24/12/08

Surrealistas

En la algarabía de las vanguardias, el surrealismo y su vinculación con las quiebras del yo y de la razón. Este movimiento logró crear un estilo reconocible hasta hoy por el gran público y ser identificado como la vanguardia por excelencia.

Freud es la referencia: como culpables de la infelicidad (o malestar) del hombre en la cultura, se señalan la hipertrofia de lo racional y la coerción moral. Frente a ello, el arte como camino de salvación. Este nos ha de permitir aflojar los grilletes, bajar a las fuentes, recuperar el yo perdido siguiendo el patrón clásico de la catarsis. El objetivo de «supra-realismo» (sur-réalisme) pasa pues por desautorizar a la razón para alcanzar otras regiones de la psique: en la práctica, una combinación de irracionalismo, antirracionalismo y perturbaciones cognitivas varias. Abundará en escenas que favorecen la asociación libre del espectador, que hacen aflorar su inconsciente, y nada mejor para ello que ciertos objetos antropomorfos: guantes, maniquíes... e interminables alusiones sexuales.

Los surrealistas solieron salir malparados de sus relaciones fou. Paradigma de ello son Gala y Dalí, donde el erotismo se alza como «barrera contra el sentimiento de la muerte y la angustia del espacio-tiempo». El método crítico-paranoico, con fines terapéuticos declarados, concibe el arte «como una manipulación de la realidad, para poder sobrevivirla». ¿Super-realismo o sub-realismo? Oportuna aquí la mención de Nabokov, que aludía a Freud como «el matasanos vienés», y cuyas teorías equiparaba a la astrología y la quiromancia.

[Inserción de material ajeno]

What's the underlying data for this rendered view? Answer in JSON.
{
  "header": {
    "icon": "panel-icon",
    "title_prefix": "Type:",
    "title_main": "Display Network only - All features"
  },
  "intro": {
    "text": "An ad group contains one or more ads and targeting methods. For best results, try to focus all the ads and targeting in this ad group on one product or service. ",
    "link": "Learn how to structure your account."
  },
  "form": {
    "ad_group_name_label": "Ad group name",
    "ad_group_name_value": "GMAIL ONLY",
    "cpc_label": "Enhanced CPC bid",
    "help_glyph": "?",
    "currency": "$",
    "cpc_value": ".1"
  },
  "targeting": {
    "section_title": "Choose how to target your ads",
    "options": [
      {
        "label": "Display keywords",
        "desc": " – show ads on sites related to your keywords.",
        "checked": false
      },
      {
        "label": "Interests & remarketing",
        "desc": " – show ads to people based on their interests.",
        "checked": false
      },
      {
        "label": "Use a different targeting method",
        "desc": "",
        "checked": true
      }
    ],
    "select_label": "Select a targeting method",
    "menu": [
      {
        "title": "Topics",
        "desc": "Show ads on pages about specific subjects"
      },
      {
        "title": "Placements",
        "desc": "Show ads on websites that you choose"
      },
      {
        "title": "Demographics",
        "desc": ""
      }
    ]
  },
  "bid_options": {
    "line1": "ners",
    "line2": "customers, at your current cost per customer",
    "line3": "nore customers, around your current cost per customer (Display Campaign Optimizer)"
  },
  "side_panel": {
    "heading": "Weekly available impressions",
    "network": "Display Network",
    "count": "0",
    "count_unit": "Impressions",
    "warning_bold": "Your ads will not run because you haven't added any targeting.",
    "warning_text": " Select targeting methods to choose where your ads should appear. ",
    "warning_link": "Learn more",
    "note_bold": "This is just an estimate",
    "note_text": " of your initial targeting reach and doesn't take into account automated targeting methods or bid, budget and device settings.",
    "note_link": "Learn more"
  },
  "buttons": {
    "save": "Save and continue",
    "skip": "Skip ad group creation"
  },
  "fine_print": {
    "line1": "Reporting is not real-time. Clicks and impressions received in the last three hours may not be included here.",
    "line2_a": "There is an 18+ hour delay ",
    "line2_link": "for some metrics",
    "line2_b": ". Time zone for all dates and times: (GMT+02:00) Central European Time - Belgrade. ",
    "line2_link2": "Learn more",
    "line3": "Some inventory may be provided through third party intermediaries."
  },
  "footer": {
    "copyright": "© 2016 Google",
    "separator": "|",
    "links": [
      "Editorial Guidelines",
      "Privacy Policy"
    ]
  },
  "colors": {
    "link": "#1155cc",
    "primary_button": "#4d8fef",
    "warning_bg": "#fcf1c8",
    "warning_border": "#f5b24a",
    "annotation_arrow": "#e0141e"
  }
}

Son universalmente reconocidas la técnica y la agudeza intelectual de los surrealistas, pero no tuvieron en cambio tanto éxito a la hora de borrar las fronteras entre arte y vida. Más bien, el adjetivo «surrealista» se entiende en el léxico común como extravagante o delirante. El surrealismo se ajusta aquí al estereotipo de artiste arrogante, elitista y proclive a adicciones y manías, al punto que es capaz de confundir «la espera de la gracia y la paciencia del poeta, con un procedimiento mecánico de escritura automática». Hay grandes dudas sobre su sinceridad. En la mayoría de ellos se adivina un culto al ego y un elitismo mucho mayores que en los denostados románticos. Así Duchamp, que desea socavar cinco siglos de arte occidental y extender la cosa mentale hasta donde no llegó Leonardo; o Dalí, que quiso «hacer clásica la experiencia de su vida» e «ingresar en la tradición»… Grandes expectativas que, según Susan Sontag, apenas produjeron «un mundo onírico escasamente surtido: unas pocas fantasías ingeniosas, casi siempre sueños eróticos y pesadillas agorafóbicas».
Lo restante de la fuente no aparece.